Scammers are aggressively leveraging AI voice-cloning technology for social engineering attacks, a situation significantly worsened by the advent of audio Real-time Deepfakes (RTDFs). RTDFs can clone a target's voice in real-time over phone calls, making these interactions highly interactive and thus far more convincing. Our research confidently addresses the gap in the existing literature on deepfake detection, which has largely been ineffective against RTDF threats. We introduce a robust challenge-response-based method to detect deepfake audio calls, pioneering a comprehensive taxonomy of audio challenges. Our evaluation pitches 20 prospective challenges against a leading voice-cloning system. We have compiled a novel open-source challenge dataset with contributions from 100 smartphone and desktop users, yielding 18,600 original and 1.6 million deepfake samples.
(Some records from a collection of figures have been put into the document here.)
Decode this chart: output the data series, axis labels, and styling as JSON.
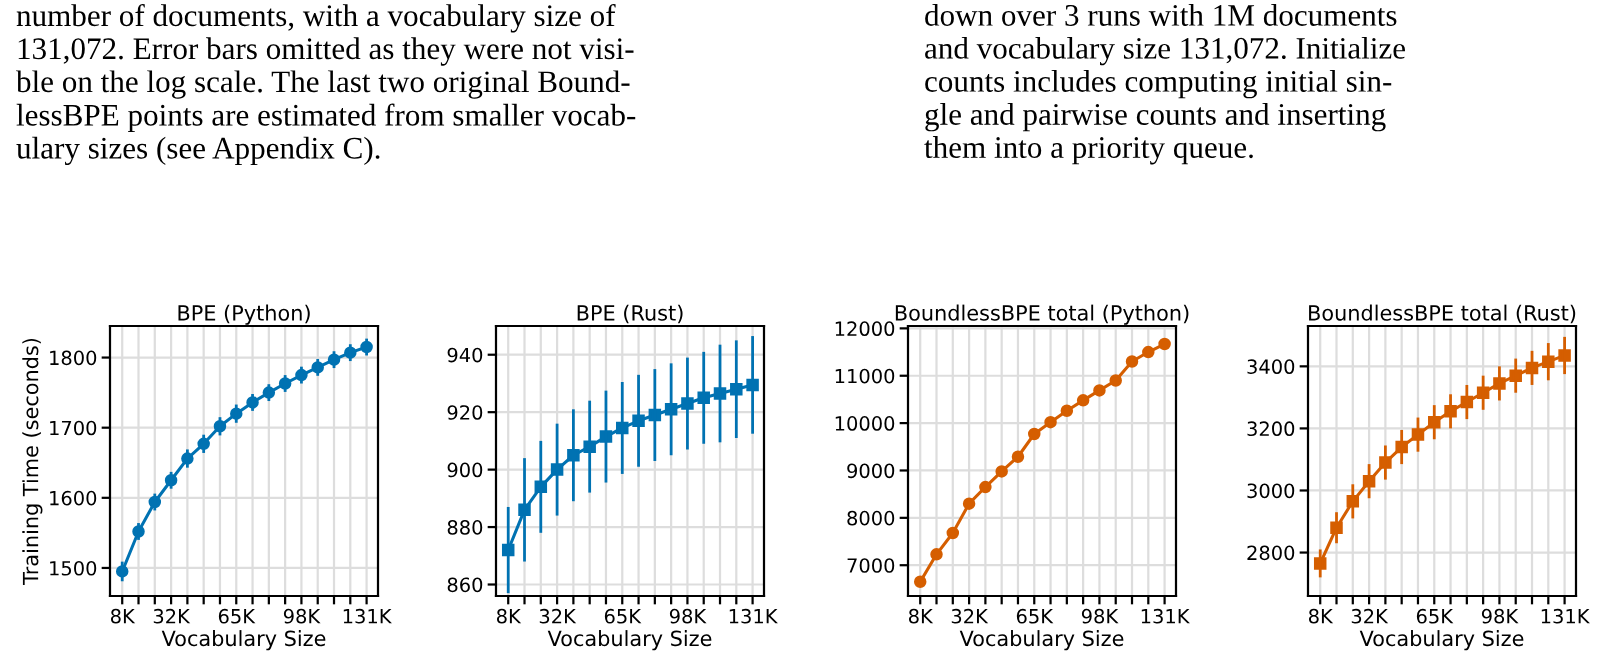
{
  "chart_data": [
    {
      "type": "line",
      "title": "BPE (Python)",
      "xlabel": "Vocabulary Size",
      "ylabel": "Training Time (seconds)",
      "annotations": [
        "number of documents, with a vocabulary size of\n131,072. Error bars omitted as they were not visi-\nble on the log scale. The last two original Bound-\nlessBPE points are estimated from smaller vocab-\nulary sizes (see Appendix C)."
      ],
      "categories": [
        "8K",
        null,
        null,
        "32K",
        null,
        null,
        null,
        "65K",
        null,
        null,
        null,
        "98K",
        null,
        null,
        null,
        "131K"
      ],
      "series": [
        {
          "color": "#0072b2",
          "marker": "circle",
          "values": [
            1495,
            1552,
            1594,
            1625,
            1656,
            1677,
            1702,
            1720,
            1736,
            1750,
            1763,
            1775,
            1786,
            1797,
            1807,
            1815
          ],
          "errors": [
            14,
            12,
            12,
            12,
            13,
            13,
            13,
            13,
            12,
            12,
            12,
            12,
            12,
            12,
            12,
            12
          ]
        }
      ],
      "ylim": [
        1460,
        1845
      ],
      "yticks": [
        1500,
        1600,
        1700,
        1800
      ],
      "grid": true
    },
    {
      "type": "line",
      "title": "BPE (Rust)",
      "xlabel": "Vocabulary Size",
      "categories": [
        "8K",
        null,
        null,
        "32K",
        null,
        null,
        null,
        "65K",
        null,
        null,
        null,
        "98K",
        null,
        null,
        null,
        "131K"
      ],
      "series": [
        {
          "color": "#0072b2",
          "marker": "square",
          "values": [
            872,
            886,
            894,
            900,
            905,
            908,
            911.5,
            914.5,
            917,
            919,
            921,
            923,
            925,
            926.5,
            928,
            929.5
          ],
          "errors": [
            15,
            18,
            16,
            16,
            16,
            16,
            16,
            16,
            16,
            16,
            16,
            16,
            16,
            17,
            17,
            17
          ]
        }
      ],
      "ylim": [
        856,
        950
      ],
      "yticks": [
        860,
        880,
        900,
        920,
        940
      ],
      "grid": true
    },
    {
      "type": "line",
      "title": "BoundlessBPE total (Python)",
      "xlabel": "Vocabulary Size",
      "annotations": [
        "down over 3 runs with 1M documents\nand vocabulary size 131,072. Initialize\ncounts includes computing initial sin-\ngle and pairwise counts and inserting\nthem into a priority queue."
      ],
      "categories": [
        "8K",
        null,
        null,
        "32K",
        null,
        null,
        null,
        "65K",
        null,
        null,
        null,
        "98K",
        null,
        null,
        null,
        "131K"
      ],
      "series": [
        {
          "color": "#d55e00",
          "marker": "circle",
          "values": [
            6650,
            7230,
            7680,
            8300,
            8650,
            8980,
            9290,
            9770,
            10020,
            10260,
            10480,
            10690,
            10900,
            11300,
            11500,
            11670
          ]
        }
      ],
      "ylim": [
        6350,
        12050
      ],
      "yticks": [
        7000,
        8000,
        9000,
        10000,
        11000,
        12000
      ],
      "grid": true
    },
    {
      "type": "line",
      "title": "BoundlessBPE total (Rust)",
      "xlabel": "Vocabulary Size",
      "categories": [
        "8K",
        null,
        null,
        "32K",
        null,
        null,
        null,
        "65K",
        null,
        null,
        null,
        "98K",
        null,
        null,
        null,
        "131K"
      ],
      "series": [
        {
          "color": "#d55e00",
          "marker": "square",
          "values": [
            2765,
            2880,
            2965,
            3030,
            3090,
            3140,
            3180,
            3220,
            3255,
            3285,
            3315,
            3345,
            3370,
            3395,
            3415,
            3435
          ],
          "errors": [
            45,
            50,
            55,
            55,
            55,
            55,
            55,
            55,
            55,
            55,
            55,
            55,
            55,
            55,
            60,
            60
          ]
        }
      ],
      "ylim": [
        2660,
        3530
      ],
      "yticks": [
        2800,
        3000,
        3200,
        3400
      ],
      "grid": true
    }
  ]
}
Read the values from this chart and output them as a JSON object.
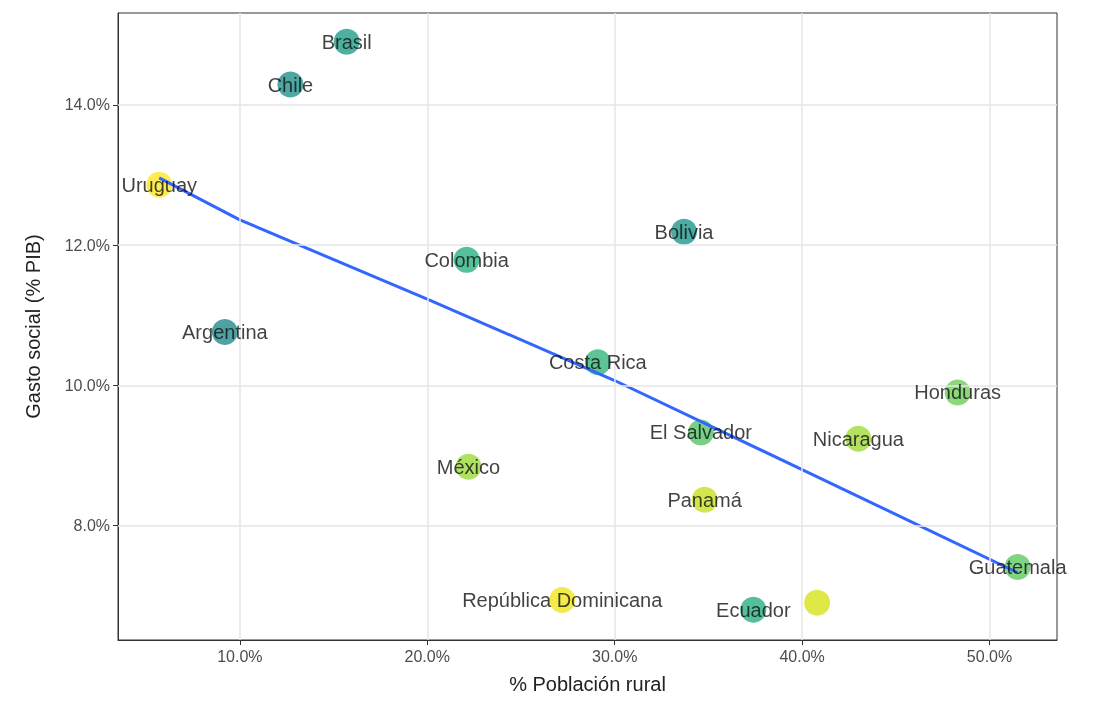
{
  "chart_data": {
    "type": "scatter",
    "xlabel": "% Población rural",
    "ylabel": "Gasto social (% PIB)",
    "xlim": [
      3.5,
      53.6
    ],
    "ylim": [
      6.37,
      15.31
    ],
    "xticks": [
      {
        "value": 10,
        "label": "10.0%"
      },
      {
        "value": 20,
        "label": "20.0%"
      },
      {
        "value": 30,
        "label": "30.0%"
      },
      {
        "value": 40,
        "label": "40.0%"
      },
      {
        "value": 50,
        "label": "50.0%"
      }
    ],
    "yticks": [
      {
        "value": 8,
        "label": "8.0%"
      },
      {
        "value": 10,
        "label": "10.0%"
      },
      {
        "value": 12,
        "label": "12.0%"
      },
      {
        "value": 14,
        "label": "14.0%"
      }
    ],
    "grid": true,
    "series": [
      {
        "x": [
          15.7,
          12.7,
          5.7,
          33.7,
          22.1,
          9.2,
          29.1,
          48.3,
          34.6,
          43.0,
          22.2,
          34.8,
          51.5,
          27.2,
          37.4,
          40.8
        ],
        "values": [
          14.9,
          14.29,
          12.86,
          12.19,
          11.79,
          10.76,
          10.33,
          9.9,
          9.33,
          9.24,
          8.84,
          8.37,
          7.41,
          6.94,
          6.8,
          6.9
        ],
        "colors": [
          "#1f9e89",
          "#21918c",
          "#fde725",
          "#1f968b",
          "#2ab07f",
          "#238a8d",
          "#35b779",
          "#6ece58",
          "#54c568",
          "#a0da39",
          "#9bd93c",
          "#c8e020",
          "#5ec962",
          "#f1e51d",
          "#29af7f",
          "#d8e219"
        ]
      },
      {
        "type": "line",
        "color": "#3366ff",
        "x": [
          5.7,
          10,
          20,
          30,
          40,
          51.5
        ],
        "values": [
          12.96,
          12.36,
          11.23,
          10.07,
          8.8,
          7.33
        ]
      }
    ],
    "annotations": [
      {
        "text": "Brasil",
        "x": 15.7,
        "y": 14.9
      },
      {
        "text": "Chile",
        "x": 12.7,
        "y": 14.29
      },
      {
        "text": "Uruguay",
        "x": 5.7,
        "y": 12.86
      },
      {
        "text": "Bolivia",
        "x": 33.7,
        "y": 12.19
      },
      {
        "text": "Colombia",
        "x": 22.1,
        "y": 11.79
      },
      {
        "text": "Argentina",
        "x": 9.2,
        "y": 10.76
      },
      {
        "text": "Costa Rica",
        "x": 29.1,
        "y": 10.33
      },
      {
        "text": "Honduras",
        "x": 48.3,
        "y": 9.9
      },
      {
        "text": "El Salvador",
        "x": 34.6,
        "y": 9.33
      },
      {
        "text": "Nicaragua",
        "x": 43.0,
        "y": 9.24
      },
      {
        "text": "México",
        "x": 22.2,
        "y": 8.84
      },
      {
        "text": "Panamá",
        "x": 34.8,
        "y": 8.37
      },
      {
        "text": "Guatemala",
        "x": 51.5,
        "y": 7.41
      },
      {
        "text": "República Dominicana",
        "x": 27.2,
        "y": 6.94
      },
      {
        "text": "Ecuador",
        "x": 37.4,
        "y": 6.8
      }
    ]
  }
}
Through rigorous machine and human evaluations of this dataset, we achieved a deepfake detection rate of 86% and an 80% AUC score, respectively. Notably, utilizing a set of 11 challenges significantly enhances detection capabilities. Our findings reveal that combining human intuition with machine precision offers complementary advantages. Consequently, we have developed an innovative human-AI collaborative system that melds human discernment with algorithmic accuracy, boosting final joint accuracy to 82.9%. This system highlights the significant advantage of AI-assisted pre-screening in call verification processes. Samples can be heard at https://mittalgovind.github.io/autch-samples/

翻译：诈骗者正积极利用AI语音克隆技术进行社会工程攻击，而音频实时深度伪造（RTDF）的出现使这一问题显著恶化。RTDF可在通话中实时克隆目标人物的声音，使这些交互具有高度互动性，从而更具说服力。我们的研究有效填补了现有深度伪造检测文献中的空白——这些文献在面对RTDF威胁时基本无效。我们提出了一种基于挑战-响应的稳健方法用于检测深度伪造音频通话，并开创性地建立了音频挑战的综合分类体系。我们的评估将20种前瞻性挑战与领先的语音克隆系统进行了对比。我们编制了一个包含100名智能手机和桌面用户贡献的新型开源挑战数据集，生成了18,600个原始样本和160万个深度伪造样本。通过对该数据集的严格机器评估和人工评估，我们分别实现了86%的深度伪造检测率和80%的AUC分数。值得注意的是，使用一组11个挑战可显著提升检测能力。我们的研究结果表明，将人类直觉与机器精度相结合具有互补优势。因此，我们开发了一种创新的人机协作系统，该系统将人类辨别力与算法准确性相融合，将最终联合精度提升至82.9%。该系统凸显了AI辅助预筛选在通话验证过程中的显著优势。示例音频可访问 https://mittalgovind.github.io/autch-samples/ 聆听。